Why Strong Agentic Systems Still Collapse In Familiar Ways
Successful outputs vary widely — probabilistic systems can explore many useful paths.
Failures recur in recognizable families — structural hazards are not equally open-ended.
Waiting for more raw model power is not a complete answer.
Recent work with Claude, Codex, local agents, and supervised local workflows surfaces an important asymmetry: agentic coding successes vary widely, but failures recur in recognizable families.
The success side is diverse because these systems are probabilistic and path-dependent. Strong coding agents can produce materially different but still excellent outcomes — different sequencing choices, different abstractions, different code shapes.
The failure side is less diverse. Drift, summit fever, bad context selection, false success, validator-path mistakes, and doom-loop behavior appear again and again. These are not quirks of one model. They are recurring hazards of human-built probabilistic systems operating in difficult, underspecified environments.

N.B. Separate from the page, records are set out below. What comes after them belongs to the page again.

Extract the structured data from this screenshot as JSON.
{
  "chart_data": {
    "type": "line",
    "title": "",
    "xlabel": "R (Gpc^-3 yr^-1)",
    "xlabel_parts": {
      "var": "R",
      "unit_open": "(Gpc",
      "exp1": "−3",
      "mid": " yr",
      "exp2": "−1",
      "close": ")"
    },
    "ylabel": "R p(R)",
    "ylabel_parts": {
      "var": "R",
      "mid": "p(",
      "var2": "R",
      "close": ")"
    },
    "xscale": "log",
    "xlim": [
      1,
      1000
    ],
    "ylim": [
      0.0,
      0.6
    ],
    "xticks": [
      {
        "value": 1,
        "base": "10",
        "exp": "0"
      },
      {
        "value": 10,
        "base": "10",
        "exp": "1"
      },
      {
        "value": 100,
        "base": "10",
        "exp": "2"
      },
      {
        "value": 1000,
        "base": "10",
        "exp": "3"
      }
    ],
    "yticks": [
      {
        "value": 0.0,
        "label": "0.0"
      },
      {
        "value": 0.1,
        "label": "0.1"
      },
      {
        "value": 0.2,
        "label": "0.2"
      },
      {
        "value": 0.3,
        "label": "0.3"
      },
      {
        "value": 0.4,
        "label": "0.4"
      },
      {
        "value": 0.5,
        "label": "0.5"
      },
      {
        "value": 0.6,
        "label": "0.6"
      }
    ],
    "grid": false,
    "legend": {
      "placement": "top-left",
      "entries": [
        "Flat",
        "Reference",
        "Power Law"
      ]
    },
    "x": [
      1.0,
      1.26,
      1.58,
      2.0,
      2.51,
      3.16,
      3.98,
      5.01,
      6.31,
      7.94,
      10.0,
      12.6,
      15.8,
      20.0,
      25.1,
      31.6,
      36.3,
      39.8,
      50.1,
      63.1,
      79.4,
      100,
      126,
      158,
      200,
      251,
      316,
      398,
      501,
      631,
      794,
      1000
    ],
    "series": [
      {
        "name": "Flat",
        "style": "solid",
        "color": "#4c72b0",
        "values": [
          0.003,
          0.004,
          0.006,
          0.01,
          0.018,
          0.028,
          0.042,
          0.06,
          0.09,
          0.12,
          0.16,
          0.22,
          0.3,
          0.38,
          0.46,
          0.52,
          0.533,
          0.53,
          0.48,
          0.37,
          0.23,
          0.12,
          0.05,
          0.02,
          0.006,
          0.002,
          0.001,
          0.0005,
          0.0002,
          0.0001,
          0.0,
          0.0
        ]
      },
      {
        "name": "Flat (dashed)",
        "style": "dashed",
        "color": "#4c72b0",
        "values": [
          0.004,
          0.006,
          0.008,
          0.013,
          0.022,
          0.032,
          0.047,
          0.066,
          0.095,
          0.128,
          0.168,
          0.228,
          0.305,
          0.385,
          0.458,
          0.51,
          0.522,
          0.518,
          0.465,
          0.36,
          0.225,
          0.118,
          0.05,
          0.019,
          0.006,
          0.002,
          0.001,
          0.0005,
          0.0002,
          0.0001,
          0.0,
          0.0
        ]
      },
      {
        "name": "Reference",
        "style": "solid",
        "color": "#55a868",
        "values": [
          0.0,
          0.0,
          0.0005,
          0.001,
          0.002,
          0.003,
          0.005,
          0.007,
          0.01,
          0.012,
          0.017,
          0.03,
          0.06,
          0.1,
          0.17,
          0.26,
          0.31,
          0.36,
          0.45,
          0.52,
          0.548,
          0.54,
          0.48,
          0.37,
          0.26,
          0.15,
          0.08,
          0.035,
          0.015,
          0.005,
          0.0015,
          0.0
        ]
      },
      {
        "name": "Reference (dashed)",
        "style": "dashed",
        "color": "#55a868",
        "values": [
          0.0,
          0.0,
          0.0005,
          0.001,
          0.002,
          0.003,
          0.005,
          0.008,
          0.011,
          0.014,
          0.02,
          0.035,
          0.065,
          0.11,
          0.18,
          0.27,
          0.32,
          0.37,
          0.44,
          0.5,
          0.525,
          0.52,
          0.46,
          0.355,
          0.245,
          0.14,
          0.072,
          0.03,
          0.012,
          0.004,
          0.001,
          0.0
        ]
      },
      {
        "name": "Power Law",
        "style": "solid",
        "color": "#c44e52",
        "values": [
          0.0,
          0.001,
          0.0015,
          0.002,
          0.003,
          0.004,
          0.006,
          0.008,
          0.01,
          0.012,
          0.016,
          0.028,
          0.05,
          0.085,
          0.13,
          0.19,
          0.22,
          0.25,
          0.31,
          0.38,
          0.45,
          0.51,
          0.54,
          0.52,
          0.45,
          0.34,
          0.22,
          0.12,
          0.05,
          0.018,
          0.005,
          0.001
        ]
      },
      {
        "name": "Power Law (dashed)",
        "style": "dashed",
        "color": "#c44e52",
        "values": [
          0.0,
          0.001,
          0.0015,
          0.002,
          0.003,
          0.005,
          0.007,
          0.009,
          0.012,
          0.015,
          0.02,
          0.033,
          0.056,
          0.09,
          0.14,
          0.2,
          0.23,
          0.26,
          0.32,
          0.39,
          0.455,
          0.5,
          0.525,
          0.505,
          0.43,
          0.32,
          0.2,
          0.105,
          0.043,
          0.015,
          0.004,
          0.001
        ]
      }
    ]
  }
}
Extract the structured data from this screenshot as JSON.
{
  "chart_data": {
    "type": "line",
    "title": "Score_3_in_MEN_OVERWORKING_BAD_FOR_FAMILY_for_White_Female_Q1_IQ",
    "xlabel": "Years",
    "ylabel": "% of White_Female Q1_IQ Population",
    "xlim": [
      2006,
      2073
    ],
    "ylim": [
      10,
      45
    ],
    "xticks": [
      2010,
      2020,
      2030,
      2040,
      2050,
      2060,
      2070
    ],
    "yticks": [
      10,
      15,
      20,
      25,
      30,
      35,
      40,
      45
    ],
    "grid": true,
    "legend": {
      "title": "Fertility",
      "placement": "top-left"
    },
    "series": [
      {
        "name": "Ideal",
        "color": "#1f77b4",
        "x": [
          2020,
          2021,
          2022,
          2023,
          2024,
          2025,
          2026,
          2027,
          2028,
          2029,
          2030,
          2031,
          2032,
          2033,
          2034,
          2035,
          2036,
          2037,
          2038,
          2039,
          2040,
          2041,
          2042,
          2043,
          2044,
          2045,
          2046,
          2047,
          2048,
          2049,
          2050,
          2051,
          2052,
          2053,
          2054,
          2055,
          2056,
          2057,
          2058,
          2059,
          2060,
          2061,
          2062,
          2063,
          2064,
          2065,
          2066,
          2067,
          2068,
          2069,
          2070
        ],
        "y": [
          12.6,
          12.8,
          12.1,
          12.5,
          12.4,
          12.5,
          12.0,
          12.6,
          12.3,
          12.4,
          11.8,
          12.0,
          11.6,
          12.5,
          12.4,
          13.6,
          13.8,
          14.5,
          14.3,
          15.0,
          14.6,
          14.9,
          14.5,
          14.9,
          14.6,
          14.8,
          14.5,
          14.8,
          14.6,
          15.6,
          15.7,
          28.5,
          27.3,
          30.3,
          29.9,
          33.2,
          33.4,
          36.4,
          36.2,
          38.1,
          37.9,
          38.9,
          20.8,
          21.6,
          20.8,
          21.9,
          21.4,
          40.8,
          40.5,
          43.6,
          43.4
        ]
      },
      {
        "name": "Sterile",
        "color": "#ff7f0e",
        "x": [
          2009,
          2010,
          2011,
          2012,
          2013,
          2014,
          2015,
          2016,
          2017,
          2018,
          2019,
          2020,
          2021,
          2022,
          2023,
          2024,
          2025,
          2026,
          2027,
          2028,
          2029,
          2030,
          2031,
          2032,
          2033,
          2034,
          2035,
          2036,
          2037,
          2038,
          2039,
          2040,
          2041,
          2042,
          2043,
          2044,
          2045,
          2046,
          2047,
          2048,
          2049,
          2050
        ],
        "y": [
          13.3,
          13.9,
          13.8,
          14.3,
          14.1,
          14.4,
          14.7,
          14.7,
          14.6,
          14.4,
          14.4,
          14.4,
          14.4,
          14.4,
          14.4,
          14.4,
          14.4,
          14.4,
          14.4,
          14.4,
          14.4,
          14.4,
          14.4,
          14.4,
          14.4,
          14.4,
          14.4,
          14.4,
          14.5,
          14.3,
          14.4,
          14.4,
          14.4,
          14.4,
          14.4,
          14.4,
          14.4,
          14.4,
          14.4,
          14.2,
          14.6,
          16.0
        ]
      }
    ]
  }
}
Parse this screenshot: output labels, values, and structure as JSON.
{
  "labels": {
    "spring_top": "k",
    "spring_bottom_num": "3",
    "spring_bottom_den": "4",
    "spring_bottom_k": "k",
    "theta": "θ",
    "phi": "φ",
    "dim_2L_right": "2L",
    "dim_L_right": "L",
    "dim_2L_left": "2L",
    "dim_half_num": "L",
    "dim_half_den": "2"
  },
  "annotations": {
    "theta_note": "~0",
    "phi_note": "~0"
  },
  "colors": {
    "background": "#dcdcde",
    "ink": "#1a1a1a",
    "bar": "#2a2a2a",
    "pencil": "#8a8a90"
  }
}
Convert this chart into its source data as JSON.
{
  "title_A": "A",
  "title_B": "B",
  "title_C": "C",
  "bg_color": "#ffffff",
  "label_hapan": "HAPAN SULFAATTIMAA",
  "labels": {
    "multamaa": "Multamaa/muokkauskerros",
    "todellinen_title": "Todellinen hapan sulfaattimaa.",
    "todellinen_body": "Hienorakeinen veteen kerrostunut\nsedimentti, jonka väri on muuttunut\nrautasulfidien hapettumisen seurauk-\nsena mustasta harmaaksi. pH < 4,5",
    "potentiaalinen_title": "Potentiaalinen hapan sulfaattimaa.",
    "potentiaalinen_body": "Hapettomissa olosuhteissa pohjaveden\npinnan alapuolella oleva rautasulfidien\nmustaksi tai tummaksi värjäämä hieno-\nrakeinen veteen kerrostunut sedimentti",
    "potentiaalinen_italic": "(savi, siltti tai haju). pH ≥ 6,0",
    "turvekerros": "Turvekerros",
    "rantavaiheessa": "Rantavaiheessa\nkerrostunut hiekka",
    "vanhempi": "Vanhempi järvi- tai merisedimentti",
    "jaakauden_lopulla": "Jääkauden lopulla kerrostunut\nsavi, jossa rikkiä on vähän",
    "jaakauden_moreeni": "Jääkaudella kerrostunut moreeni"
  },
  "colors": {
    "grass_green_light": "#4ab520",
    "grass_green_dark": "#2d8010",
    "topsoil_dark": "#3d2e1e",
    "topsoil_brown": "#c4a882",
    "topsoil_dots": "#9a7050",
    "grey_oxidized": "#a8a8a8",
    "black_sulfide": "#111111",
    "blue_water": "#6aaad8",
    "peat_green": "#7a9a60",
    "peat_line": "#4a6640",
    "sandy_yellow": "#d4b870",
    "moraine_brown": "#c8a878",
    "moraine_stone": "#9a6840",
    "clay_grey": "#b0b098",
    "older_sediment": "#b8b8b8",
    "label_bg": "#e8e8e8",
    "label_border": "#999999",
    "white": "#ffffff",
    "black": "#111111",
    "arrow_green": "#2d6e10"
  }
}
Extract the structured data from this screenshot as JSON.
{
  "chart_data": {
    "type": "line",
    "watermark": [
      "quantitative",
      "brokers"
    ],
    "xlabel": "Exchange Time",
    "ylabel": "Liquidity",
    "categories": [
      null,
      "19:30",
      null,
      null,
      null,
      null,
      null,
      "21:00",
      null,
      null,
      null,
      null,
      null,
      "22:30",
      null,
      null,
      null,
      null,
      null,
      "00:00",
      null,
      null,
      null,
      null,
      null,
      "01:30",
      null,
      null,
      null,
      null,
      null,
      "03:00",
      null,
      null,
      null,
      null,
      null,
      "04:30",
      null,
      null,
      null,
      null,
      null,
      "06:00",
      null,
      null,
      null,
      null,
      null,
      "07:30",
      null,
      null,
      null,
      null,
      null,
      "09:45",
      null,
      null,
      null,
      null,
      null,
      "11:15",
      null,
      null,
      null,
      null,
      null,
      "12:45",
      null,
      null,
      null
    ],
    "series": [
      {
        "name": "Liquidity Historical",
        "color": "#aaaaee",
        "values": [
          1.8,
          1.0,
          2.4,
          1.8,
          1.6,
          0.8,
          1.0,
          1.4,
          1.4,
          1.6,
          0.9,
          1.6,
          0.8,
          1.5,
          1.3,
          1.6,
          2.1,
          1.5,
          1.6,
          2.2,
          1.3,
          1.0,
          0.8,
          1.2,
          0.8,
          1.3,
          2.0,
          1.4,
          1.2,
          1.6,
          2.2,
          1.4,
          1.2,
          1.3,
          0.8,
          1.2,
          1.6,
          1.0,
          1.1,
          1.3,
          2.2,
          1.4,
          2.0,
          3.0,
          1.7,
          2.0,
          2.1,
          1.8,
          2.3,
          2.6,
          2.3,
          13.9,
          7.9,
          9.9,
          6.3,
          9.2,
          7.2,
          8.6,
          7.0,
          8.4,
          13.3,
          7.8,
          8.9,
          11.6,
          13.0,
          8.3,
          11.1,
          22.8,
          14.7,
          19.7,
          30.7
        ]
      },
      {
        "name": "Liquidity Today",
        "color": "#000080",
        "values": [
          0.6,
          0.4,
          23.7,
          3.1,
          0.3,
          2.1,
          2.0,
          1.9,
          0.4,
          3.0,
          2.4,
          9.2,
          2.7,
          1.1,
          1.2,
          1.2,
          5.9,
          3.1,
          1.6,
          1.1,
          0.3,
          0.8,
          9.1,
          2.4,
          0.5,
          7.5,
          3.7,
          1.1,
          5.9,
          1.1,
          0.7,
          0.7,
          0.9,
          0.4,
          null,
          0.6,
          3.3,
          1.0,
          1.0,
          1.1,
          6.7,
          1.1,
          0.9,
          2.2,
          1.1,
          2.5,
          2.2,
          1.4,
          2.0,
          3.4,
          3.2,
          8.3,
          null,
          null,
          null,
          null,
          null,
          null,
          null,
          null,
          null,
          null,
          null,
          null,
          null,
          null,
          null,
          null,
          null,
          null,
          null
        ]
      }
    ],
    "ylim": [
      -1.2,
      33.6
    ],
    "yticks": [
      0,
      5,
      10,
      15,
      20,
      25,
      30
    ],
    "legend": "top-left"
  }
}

The practical response is not to expect scaling alone to remove these hazards. It is to build better operating standards, better supervision, and better lessons learned.
The common public question hides the more important one:
"Which coding model is best?"
"Why do different strong coding agents produce very different successful outputs — while still failing in the same recurring ways?"
The most important differences are not just model differences. They are the interaction of probabilistic models, imperfect harnesses, limited context, and human operating discipline.
This paper emerges from Project Phoenix operations, not impressions. Work involved:
That work generated more than code changes. It also generated experiment runbooks, stop conditions, invalid-claim reclassification rules, supervisor interventions, communication logs outside git, and lessons learned from actual drift and recovery.
Git history records file changes and final states. It does not reliably capture when drift was first noticed, why a run was invalidated, or how false-success conditions were detected. Supervisor and implementation communication logs act as a second historical layer — the record this paper is built from.
The implementation agent makes the run happen.
The supervisor makes the result believable.
Documented supervisory interventions included: refusing to count artifact-free success claims, invalidating runs when the validator checked the wrong file, separating characterization from comparison, freezing stop conditions, and stopping unjustified scope expansion midstream.
Supervision did not merely improve answers. It improved trust.